Derrière la question du maintien de l’ordre, des enjeux institutionnels et géopolitiques
Ce mardi matin, Gérald Darmanin a tenu à répondre aux procès d’intention. « Les Outre-mer ont besoin d’être profondément aidés par un ministère fort », a-t-il expliqué sur BFM TV. « Le ministère de l’Intérieur n’est pas seulement le ministère de la sécurité, c’est le ministère des collectivités locales et c’est le ministère des dotations aux collectivités locales. Je connais très bien les collectivités locales d’Outre-mer pour avoir été ministre des Comptes publics pendant trois ans, elles ont des besoins criants d’amélioration de leurs comptes, et le ministère de l’Intérieur va les y aider. » Le ministre réservera d’ailleurs son premier déplacement aux côtés de Jean-François Carenco à la Réunion, jeudi 7 juillet. « Nous y allons pour éviter la suppression des rotations de fret, des arrivées de matières premières. Nous avons tous constaté que malgré la qualité des ministres précédents, le patron de la CMA-CGM [armateur français de porte-conteneurs, ndlr] écoute davantage un ministère avec lequel il a d’autres discussions », a-t-il fait valoir.

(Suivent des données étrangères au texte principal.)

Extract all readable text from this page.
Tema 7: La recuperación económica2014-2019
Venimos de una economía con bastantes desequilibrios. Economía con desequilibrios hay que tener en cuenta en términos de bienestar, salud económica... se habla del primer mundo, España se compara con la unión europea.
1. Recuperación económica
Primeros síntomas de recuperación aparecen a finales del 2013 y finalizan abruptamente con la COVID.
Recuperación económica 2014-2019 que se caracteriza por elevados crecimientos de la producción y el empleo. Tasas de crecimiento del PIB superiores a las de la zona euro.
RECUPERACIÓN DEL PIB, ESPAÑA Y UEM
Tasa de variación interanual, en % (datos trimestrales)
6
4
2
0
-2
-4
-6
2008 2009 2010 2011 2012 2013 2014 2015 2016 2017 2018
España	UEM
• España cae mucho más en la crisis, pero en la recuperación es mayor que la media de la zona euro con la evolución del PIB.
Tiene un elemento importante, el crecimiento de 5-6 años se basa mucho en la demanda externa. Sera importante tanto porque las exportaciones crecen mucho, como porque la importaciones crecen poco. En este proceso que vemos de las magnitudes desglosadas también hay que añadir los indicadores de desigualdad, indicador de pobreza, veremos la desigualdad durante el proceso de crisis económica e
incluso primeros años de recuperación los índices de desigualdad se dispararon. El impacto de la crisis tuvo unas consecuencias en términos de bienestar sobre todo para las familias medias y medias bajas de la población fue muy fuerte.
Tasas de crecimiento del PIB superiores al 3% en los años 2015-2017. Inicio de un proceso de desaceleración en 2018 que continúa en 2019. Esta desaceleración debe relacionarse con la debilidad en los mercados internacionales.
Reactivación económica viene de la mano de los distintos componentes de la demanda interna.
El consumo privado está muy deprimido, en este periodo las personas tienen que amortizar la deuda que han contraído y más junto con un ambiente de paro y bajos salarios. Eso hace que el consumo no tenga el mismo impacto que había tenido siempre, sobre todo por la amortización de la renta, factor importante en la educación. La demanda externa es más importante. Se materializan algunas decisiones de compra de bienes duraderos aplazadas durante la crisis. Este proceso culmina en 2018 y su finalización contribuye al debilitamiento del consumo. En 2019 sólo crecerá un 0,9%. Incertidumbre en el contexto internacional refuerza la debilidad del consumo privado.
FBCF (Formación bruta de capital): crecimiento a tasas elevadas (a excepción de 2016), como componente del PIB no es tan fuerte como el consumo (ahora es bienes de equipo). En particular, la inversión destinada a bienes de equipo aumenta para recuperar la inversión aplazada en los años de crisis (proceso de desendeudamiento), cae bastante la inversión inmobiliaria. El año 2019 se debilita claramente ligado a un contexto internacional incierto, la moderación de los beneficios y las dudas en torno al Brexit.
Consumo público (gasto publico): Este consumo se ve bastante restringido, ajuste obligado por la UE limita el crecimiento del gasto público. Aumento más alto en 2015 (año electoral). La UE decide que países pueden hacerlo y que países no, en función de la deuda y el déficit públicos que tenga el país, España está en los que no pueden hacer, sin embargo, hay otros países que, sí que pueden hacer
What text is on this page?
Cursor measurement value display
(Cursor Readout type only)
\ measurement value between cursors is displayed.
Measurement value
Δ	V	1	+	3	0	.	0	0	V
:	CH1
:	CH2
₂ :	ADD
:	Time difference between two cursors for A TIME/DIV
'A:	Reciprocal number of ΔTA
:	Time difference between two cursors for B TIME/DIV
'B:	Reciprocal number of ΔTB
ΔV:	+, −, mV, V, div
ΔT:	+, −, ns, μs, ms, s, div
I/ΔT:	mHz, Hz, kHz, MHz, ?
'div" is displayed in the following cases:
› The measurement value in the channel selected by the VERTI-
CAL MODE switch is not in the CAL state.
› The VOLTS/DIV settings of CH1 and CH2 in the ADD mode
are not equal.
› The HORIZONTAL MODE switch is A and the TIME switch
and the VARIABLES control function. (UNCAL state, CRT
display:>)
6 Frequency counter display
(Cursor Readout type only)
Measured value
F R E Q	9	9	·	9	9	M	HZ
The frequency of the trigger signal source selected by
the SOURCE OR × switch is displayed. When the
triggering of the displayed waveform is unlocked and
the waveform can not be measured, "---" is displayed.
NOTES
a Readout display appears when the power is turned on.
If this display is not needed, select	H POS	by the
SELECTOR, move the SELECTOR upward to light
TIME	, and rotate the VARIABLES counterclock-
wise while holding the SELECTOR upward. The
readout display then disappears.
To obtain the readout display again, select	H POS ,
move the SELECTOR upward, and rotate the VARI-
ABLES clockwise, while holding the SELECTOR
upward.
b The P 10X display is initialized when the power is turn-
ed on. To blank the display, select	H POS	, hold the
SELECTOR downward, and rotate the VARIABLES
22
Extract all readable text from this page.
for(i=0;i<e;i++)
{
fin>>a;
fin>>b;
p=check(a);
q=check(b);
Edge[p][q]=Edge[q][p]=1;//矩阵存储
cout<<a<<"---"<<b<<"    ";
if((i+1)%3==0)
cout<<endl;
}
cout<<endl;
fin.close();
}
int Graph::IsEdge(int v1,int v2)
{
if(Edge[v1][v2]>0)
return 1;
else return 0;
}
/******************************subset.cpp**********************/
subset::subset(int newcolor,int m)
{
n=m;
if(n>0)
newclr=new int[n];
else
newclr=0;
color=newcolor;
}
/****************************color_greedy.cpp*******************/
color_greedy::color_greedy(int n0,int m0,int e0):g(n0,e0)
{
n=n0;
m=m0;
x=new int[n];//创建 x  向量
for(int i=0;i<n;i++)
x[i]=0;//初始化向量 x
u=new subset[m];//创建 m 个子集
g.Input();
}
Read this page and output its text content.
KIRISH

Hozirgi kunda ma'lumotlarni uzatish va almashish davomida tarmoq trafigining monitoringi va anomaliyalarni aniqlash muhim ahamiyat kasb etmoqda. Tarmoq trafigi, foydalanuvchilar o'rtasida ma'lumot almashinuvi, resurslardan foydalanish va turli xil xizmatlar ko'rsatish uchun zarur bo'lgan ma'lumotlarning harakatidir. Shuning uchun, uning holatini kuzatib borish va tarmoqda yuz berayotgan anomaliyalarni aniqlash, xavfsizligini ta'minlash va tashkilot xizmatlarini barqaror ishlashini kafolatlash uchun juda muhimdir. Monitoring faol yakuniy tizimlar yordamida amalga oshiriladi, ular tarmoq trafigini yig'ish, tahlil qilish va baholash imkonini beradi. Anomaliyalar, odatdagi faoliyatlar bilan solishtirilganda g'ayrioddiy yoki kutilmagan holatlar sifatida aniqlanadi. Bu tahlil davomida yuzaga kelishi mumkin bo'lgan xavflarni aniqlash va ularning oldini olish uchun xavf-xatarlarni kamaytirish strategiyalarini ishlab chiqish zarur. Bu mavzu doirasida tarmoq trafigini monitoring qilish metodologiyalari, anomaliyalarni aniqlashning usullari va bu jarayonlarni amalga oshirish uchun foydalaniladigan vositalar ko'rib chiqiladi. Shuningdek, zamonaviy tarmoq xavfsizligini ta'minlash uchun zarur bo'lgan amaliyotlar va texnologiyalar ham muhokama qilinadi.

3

« La question de l’ordre est essentielle pour le gouvernement », relève encore la politologue Françoise Vergès. « Ces différents territoires revêtent une importance stratégique et militaire pour la France », d’où la nécessité d’y maintenir la paix civile. Face à un contexte géopolitique qui a vu ces dernières années grimper les tensions entre la Chine et les Etats-Unis, « le programme indo-pacifique d’Emmanuel Macron apparaît comme une priorité à ses yeux, plutôt que la résolution de problèmes sociaux installés depuis des décennies ou encore les immenses défis climatiques auxquels les îles devront faire face dans les années à venir », relève encore notre spécialiste.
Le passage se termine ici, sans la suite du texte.